Let's say I want to print a warning message for developers using my class. For example, I want to warn them that they may wanna call one method before calling another. So...in widget, I do something like this....

function dosomething()
{
    if ( $this->notdone )
        echo " You need to do a {this instance}->dosomethingfirst() before calling this method. ";
}

I know how to get the class name...

echo get_class($this)

What I don't know is how to get the instance name. So instead of get_class returning "widget", I need to know how to have php return "mywidget."

Clear as mud?

    I think that I understand what you are saying. But the name is not "mywidget" when you are in that class, in fact it have no name if you don't do a name variable. To my knoledge what you want is not possible in PHP, Java or C#. This is because the instance have no name, only a reference somewhere. "mywidget" is the name of a reference to the instance, not the instance itself.

      Thanks Piranha,

      That makes perfect sense. I had looked around for 1-15 minutes before giving up and coming here. It's not life and death by any means. It would be a nice touch though ("copy and paste {this}"). I'll stick with get_class() for now and the developers hopefully will be smart enough to use the instance variable instead of the class name.

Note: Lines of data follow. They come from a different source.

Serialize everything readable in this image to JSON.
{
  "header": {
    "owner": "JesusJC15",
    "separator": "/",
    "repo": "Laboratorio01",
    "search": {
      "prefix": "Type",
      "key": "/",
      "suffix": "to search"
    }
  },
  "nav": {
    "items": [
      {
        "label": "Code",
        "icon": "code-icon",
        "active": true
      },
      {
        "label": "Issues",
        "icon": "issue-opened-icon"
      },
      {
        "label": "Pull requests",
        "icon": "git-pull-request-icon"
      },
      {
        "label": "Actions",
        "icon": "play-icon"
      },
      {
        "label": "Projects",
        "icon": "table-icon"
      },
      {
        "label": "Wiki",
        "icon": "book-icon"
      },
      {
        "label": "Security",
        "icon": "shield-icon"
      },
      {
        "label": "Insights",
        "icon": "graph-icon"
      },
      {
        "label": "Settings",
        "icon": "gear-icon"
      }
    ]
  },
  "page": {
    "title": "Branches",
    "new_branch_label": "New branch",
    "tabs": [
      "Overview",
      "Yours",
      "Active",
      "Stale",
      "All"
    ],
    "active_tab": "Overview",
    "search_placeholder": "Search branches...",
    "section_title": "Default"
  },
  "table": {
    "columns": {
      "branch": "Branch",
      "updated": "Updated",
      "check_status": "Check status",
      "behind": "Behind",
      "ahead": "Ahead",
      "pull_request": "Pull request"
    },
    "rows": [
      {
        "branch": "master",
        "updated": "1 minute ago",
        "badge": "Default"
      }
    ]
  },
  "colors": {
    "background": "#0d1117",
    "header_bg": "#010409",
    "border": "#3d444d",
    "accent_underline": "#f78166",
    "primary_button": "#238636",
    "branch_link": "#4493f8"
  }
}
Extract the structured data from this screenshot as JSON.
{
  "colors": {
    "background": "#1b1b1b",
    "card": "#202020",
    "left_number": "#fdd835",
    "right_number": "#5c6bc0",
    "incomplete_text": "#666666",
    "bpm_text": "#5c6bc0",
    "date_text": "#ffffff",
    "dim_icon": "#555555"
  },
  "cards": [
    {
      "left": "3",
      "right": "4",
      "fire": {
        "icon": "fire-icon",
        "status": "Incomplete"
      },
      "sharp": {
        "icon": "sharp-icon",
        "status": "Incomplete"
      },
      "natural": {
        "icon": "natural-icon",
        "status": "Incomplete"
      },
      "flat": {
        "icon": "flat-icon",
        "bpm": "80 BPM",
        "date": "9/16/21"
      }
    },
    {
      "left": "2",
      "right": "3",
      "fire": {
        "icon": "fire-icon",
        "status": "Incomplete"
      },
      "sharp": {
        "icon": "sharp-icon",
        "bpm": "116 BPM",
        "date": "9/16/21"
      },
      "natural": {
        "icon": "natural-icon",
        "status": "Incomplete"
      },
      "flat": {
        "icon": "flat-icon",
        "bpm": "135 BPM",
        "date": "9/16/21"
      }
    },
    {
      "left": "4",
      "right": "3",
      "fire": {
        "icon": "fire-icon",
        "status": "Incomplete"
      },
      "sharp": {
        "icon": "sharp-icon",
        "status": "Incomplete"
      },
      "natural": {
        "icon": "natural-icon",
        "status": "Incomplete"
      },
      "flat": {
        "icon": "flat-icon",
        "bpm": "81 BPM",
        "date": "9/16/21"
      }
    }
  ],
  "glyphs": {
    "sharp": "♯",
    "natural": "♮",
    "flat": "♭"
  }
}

        Perhaps the CLASS and FUNCTION constants might help? Example:

        class widget {
        	function dosomething() {
        		if ( $this->notdone )
        			echo 'error in ' . __CLASS__ . '::' . __FUNCTION__
        			. '(): you must call ' . __CLASS__ . '::dosmethingfirst() first!';
        	}
        }
          bretticus wrote:

          the developers hopefully will be smart enough to use the instance variable instead of the class name.

          The way to think about this problem is that if $mywidget is a widget, and you then write

          $somewidget = $mywidget;

          both $somewidget and $mywidget will refer to the same object - which name should be used in that case?

          In this situation, incidentally, throwing an exception would be more valuable to the developer; then along with your choice of error message they'll have file name, line number, and a stack trace that shows what was being called where at the time. That should help pin down where the wonkiness happened.

            Weedpacket wrote:

            In this situation, incidentally, throwing an exception would be more valuable to the developer; then along with your choice of error message they'll have file name, line number, and a stack trace that shows what was being called where at the time. That should help pin down where the wonkiness happened.

            I agree. However, like I said before. It's really not a significant feature. Basically, I have a security class with an optional feature that uses javascript to hash username+password+salt and not send the password in the clear. I wrote this feature for clients that wanted a password protected site with minimal security need (no credit cards, etc.) but wanted to keep the password secure in case of a man in the middle (I have an algorithm to help prevent session hijacking.) Not a completely bullet-proof solution (mostly because the packets are not encrypted that follow), but as close as I could get without SSL. Anyways, back to that javascript...

            When I first wrote it, I just statically linked the javascript libraries. Later, I thought, "hey, I should dynamically link these scripts, etc." So I wrote a method that just spits out the static html to load the javascript. In the meantime, a developer using it told me that my class was broke. That was some months ago. Then recently I fell victim to my own bad design and struggled for about 15 minutes until I realized I hadn't loaded the javascripts. Now for my point...

            Older login scripts are fine because they are statically linked (html loads javascript libraries.) Just because my method hasn't been called, doesn't mean it's broke. I don't want an error breaking those login pages for various other clients (yeah I'm lazy...I could track them all down.) So now a warning pops up when the login form method gets called without calling the javascript method (again the methods are separate because I initially did not include the javascript as part of the object output.) Instructions state that if the javascript references are already there, just set such-and-such property to true. This is wonky, but the form remains functioning as before.

            I guess I should stop being lazy, track down the older scripts using this class and pull out the static linking. Then I can just include the javascript loading in the login form method (pending the optional property that turns it on is set.)

            Thanks for all your help and suggestions.